Projected changes in ENSO modulation of TC activity in global climate models

ENSO diversity (i.e. the differing patterns associated with eastern vs central Pacific ENSO events) is an important factor in determining its impacts on Tropical Cyclones (TCs). Previous research has shown that model biases in simulating ENSO diversity can reflect onto projected ocean warming patterns in response to external climate forcing. Thus, assessing the relationship between ENSO simulation biases and the ENSO modulation of TC activity in the different ocean basins and across models is needed in order to improve confidence in present-day TC simulation and future TC projections. Here, we analyze TC activity proxies in CMIP models and show that the relationship between ENSO phase and the Tropical Cyclogenesis Index (TCGI) is significantly stronger in models with strong ENSO diversity compared to models with weak ENSO diversity; this relationship is projected to strengthen in response to GHG forcing.
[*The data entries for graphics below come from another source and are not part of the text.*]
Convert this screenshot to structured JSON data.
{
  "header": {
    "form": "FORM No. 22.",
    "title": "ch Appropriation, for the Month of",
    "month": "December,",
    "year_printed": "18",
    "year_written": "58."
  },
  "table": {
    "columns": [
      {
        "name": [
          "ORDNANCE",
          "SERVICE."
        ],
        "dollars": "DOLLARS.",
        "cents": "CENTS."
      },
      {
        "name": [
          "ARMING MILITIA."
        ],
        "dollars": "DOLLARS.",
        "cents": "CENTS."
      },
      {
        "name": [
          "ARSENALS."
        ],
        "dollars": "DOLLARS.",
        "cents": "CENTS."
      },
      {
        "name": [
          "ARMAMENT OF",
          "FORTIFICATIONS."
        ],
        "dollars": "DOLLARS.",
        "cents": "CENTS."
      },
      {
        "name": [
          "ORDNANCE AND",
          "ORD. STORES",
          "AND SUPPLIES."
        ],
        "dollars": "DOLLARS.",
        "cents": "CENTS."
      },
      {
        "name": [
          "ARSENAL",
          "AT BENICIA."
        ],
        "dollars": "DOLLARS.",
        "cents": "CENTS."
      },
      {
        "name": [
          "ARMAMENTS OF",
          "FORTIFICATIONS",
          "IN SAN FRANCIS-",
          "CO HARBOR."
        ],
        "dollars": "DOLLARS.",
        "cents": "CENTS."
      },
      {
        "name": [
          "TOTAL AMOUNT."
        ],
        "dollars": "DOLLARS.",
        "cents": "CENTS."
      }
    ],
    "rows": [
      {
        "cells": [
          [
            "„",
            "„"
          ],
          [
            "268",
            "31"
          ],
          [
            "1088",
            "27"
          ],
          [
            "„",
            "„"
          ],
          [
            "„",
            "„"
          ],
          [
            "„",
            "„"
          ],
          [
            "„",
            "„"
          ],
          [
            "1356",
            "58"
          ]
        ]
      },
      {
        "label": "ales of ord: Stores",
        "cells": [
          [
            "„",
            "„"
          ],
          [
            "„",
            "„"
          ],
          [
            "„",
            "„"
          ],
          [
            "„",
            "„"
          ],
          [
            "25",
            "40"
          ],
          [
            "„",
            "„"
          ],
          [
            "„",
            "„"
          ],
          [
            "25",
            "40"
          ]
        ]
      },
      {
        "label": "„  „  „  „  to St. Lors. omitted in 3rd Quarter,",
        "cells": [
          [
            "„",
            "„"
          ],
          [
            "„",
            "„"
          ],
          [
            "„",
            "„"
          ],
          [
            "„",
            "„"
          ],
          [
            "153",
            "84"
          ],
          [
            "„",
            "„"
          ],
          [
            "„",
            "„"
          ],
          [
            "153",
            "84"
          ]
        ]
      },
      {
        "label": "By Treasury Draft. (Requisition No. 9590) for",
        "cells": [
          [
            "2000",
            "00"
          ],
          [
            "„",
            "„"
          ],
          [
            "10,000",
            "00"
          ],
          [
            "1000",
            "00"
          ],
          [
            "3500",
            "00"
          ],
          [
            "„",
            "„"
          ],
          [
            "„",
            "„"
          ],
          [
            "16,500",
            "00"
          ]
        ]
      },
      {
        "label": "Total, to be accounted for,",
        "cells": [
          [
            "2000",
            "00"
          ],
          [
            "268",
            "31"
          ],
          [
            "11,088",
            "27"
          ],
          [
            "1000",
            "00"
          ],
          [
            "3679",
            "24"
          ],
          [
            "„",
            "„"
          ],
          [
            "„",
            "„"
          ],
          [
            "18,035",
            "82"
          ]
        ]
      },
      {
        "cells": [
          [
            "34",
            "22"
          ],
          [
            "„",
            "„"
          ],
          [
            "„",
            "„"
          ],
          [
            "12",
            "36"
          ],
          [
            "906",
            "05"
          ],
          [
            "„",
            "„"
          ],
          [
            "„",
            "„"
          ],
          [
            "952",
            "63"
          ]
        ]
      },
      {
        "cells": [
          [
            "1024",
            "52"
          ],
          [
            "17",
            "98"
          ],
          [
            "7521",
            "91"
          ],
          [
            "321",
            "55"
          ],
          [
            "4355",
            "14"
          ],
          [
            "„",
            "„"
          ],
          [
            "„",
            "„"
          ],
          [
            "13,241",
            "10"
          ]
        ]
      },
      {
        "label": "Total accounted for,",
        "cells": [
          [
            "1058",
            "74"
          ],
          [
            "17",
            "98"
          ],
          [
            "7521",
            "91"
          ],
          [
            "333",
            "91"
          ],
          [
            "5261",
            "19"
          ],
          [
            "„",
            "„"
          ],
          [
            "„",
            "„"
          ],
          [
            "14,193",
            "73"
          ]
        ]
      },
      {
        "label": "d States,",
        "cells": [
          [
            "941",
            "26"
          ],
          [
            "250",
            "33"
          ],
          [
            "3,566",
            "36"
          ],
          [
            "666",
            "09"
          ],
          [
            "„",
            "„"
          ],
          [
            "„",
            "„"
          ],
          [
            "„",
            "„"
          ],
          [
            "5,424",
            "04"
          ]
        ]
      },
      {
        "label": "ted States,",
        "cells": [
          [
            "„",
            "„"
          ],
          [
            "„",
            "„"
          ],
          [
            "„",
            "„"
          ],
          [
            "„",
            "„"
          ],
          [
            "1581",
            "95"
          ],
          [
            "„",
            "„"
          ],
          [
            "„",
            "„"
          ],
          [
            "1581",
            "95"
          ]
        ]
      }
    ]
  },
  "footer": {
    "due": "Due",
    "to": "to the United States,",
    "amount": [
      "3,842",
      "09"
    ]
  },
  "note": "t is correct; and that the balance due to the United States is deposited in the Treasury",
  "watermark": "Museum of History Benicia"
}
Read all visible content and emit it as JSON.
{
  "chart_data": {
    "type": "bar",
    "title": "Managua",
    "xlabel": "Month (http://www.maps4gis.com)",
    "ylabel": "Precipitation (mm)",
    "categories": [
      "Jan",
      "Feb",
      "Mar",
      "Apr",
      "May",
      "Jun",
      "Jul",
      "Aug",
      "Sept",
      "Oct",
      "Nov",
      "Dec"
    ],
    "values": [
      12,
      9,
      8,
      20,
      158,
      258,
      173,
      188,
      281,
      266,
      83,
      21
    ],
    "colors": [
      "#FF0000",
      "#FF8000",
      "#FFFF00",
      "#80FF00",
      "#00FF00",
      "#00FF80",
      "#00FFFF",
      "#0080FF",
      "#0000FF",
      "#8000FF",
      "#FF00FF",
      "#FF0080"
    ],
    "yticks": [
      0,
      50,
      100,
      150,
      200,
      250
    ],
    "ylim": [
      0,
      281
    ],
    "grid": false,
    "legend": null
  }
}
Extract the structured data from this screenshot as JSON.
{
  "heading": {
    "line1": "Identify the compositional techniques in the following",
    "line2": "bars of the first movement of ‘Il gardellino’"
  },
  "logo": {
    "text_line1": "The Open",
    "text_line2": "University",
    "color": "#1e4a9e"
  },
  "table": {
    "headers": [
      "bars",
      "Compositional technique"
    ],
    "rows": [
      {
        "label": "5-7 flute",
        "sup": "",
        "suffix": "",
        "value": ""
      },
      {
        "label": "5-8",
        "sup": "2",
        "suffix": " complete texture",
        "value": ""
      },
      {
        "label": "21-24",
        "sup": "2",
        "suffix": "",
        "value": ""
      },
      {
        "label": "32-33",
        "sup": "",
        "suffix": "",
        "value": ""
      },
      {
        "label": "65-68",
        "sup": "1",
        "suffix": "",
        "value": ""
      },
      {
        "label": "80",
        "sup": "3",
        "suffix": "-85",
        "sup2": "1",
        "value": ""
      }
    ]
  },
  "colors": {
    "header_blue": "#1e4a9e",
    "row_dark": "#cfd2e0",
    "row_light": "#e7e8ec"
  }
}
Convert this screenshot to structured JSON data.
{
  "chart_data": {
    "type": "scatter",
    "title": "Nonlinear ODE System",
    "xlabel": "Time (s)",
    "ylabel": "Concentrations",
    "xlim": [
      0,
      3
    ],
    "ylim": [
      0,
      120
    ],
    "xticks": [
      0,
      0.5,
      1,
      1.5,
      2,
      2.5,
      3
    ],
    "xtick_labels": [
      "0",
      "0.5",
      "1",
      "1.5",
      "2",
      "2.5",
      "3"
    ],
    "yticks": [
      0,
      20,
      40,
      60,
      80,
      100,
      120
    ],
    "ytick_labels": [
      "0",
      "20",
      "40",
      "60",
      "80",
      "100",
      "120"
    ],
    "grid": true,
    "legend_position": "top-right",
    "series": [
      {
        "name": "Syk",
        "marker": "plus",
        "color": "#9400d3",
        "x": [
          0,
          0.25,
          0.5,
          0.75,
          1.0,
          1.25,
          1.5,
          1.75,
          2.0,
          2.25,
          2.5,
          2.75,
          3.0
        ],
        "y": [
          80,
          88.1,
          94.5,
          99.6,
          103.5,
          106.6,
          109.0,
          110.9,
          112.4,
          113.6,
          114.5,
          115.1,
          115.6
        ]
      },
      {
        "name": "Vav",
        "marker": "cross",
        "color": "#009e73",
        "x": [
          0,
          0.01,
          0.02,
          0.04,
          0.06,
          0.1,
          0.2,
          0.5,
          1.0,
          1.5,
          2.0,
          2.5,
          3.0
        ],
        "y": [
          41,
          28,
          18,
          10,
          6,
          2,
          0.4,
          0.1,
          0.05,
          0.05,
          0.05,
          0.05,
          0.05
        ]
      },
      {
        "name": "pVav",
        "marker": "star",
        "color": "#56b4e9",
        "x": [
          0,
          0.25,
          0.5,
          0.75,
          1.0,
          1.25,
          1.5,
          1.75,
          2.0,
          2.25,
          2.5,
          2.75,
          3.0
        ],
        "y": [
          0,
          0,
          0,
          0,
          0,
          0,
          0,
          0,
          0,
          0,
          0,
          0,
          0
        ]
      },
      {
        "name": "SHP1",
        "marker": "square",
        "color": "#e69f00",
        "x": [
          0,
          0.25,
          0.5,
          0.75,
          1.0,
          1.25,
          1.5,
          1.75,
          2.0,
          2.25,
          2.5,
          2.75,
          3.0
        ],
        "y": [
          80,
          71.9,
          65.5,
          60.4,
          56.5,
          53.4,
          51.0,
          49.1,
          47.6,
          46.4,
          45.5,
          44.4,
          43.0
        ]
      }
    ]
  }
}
In addition to the projected changes in the ENSO-TC relationship, we find that depending on their simulation of ENSO diversity, models project different mean changes in TCGI: the changes in models with strong ENSO diversity are concentrated in the western North Pacific and in the North Atlantic, while models with weak ENSO diversity show more uniform changes mostly concentrated in the central North Pacific. Across models, the degree of projected increase in the western North Pacific is associated with the degree of ENSO diversity. The latter has been shown to be related to the projected warming patterns in response to high GHG emissions. Accordingly, we find that the more "El Niño-like" the projected change in mean surface temperatures, the larger the increase in the average TCGI in the western North Pacific. This work highlights the significance of considering ENSO simulation biases in improving global and regional numerical and empirical TC prediction models and assessing future TC risk.